Peter Francis Lawlor

 Exposição em preto e branco do Rio

 

Em suas caminhadas pelas ruas do Rio, Peter Francis Lawlor surpreendeu-se com as imagens que viu, quando chegou em 1994. Desde então, sempre munido de sua câmera e pesquisando com curiosidade e atenção, costuma aproveitar com seus olhos itinerantes a cena carioca. Cada momento inusitado é motivo para ser capturado pela lente ousada e investigativa. Ipanema, Leblon, Centro, a Zona Norte da cidade com seus cenários característicos: nada lhe escapa ao olhar estrangeiro que, entre surpreso e fascinado, foi se familiarizando, pouco a pouco, com a paisagem tão particular.

Talvez motivado pelas próprias contradições, esse canadense-irlandês vai flagrando em suas fotos os grandes contrastes que a cidade lhe denuncia à lente atenta. Ainda motivado por um olhar ambivalente, entre o estrangeiro e o residente, vai registrando as ambigüidades dessa cidade, ora maravilhosa ora nem tanto.

Rio da violência, da urgência, do samba, da praia e do carnaval. Rio da natureza exuberante, de uma beleza de tirar o fôlego. Rio da armas expostas pelas janelas dos carros destroçados dos policiais. Rio dos assaltos, das crianças na rua vendendo chicletes ou fazendo malabarismos na frente dos carros parados no sinal que, quando abre, logo se escutam buzinas frenéticas exigindo passagem. Rio dos muitos morros, cravejados de favelas, de monumentais e milionárias residências ou verdes de um matagal que resiste confiante ao desmatamento. Rio que carrega em cada contradição a mais explícita exposição. Rio da pobreza e Rio da beleza; dos aleijados exibindo seu aleijão; das mulheres bonitas e bronzeadas expondo seus corpos cuidadosamente torneados. Rio do candomblé, de todos os santos. Rio dos pecados e dos prazeres...tudo isso se revela às lentes do fotógrafo, no instante da fotografia...Rio kitsch, belo, raro, feio ou sexual: tudo vira poesia. Mesmo quando o poético não mostra a beleza, se reveste dela. Essa é a função do olhar cuidadoso e sensível do artista.

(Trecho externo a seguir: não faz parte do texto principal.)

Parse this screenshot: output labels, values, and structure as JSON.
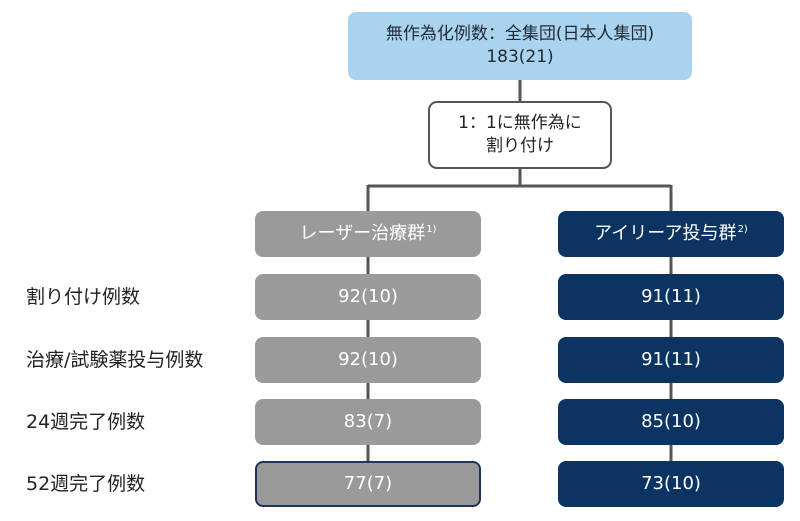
{
  "top_box": {
    "title": "無作為化例数：全集団(日本人集団)",
    "value": "183(21)"
  },
  "randomize_box": {
    "line1": "1：1に無作為に",
    "line2": "割り付け"
  },
  "groups": {
    "laser": {
      "label": "レーザー治療群",
      "note": "1)"
    },
    "drug": {
      "label": "アイリーア投与群",
      "note": "2)"
    }
  },
  "rows": [
    {
      "label": "割り付け例数",
      "laser": "92(10)",
      "drug": "91(11)"
    },
    {
      "label": "治療/試験薬投与例数",
      "laser": "92(10)",
      "drug": "91(11)"
    },
    {
      "label": "24週完了例数",
      "laser": "83(7)",
      "drug": "85(10)"
    },
    {
      "label": "52週完了例数",
      "laser": "77(7)",
      "drug": "73(10)"
    }
  ],
  "colors": {
    "top_fill": "#a9d3ef",
    "laser_fill": "#9a9a9a",
    "drug_fill": "#0b3463",
    "connector": "#555555"
  }
}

Interessado em capturar o instante flagrado, esse artista-fotógrafo, morador de Ipanema, precisa dessa revelação no ato real. A angústia proveniente da incompreensão dos fatos, que escapam à realidade por deformações e contrastes, só é apaziguada pela necessidade de dar sentido através do ato de fotografar. Mas é por tudo isso que Peter Lawlor acaba criando uma espécie de crônica fotográfica da cidade do Rio de Janeiro, sintetizada pela ótica poética do artista. Através de suas fotos lemos a história contemporânea da cidade.

Sua fotografia parece mostrar um Rio de lixo e de luxo, muitas vezes deformado por imagens distorcidas, apenas refletidas em alguma superfície que possibilite um espelhamento qualquer. Para isso aproveita espaços naturais ou não. Mas parece buscar, insistentemente na deformidade, uma forma que dote a vida na cidade de um sentido ao seu olhar ávido de
entendimento. Às vezes a cidade é vista através de uma poça d’água como que a encarnar a inversão, o espelho de si mesma. O prazer, o belo, a lingerie, os amantes refinados, quase sempre aparecem em outdoors, em revistas ou jornais pendurados numa banquinha de jornal. Mundo acessível somente assim aos olhos dos homens mundanos, que, entusiasmados com essas imagens, param diante delas, aceitando simplesmente o deleite do olhar sobre aquilo que lhes é terminantemente inatingível. É exatamente aí onde se cruzam o cidadão comum e o artista, uma vez que ambos usam o olhar e a imaginação diante da realidade ou da ilusão.

O título “The Black and White of Rio” não se refere exatamente ao preto e branco predominante em suas fotos, mas à idéia de um Rio posto a nu, pelo inusitado de suas imagens. Através de um jogo refletido de luz e sombra, o Rio é desnudado no contraste entre a imobilidade da imagem fotografada e a idéia plástica da cena carioca, em que a ginga e o movimento parecem continuar na fotografia. É aí que entra a sensibilidade da visão do artista quando consegue estender o déjà vu da imagem à cena surpreendentemente nova, porque absolutamente transformada pela câmera. Nesse sentido, a visão banalizada de tão comum
aos olhos do cidadão carioca acaba surpreendendo-o igualmente, uma vez que a paisagem cotidiana é transformada pelo caráter único das fotos. Aí o fotógrafo é capaz de surpreender tanto ao estrangeiro quanto à gente da terra, já que todos param para olhar o incomum.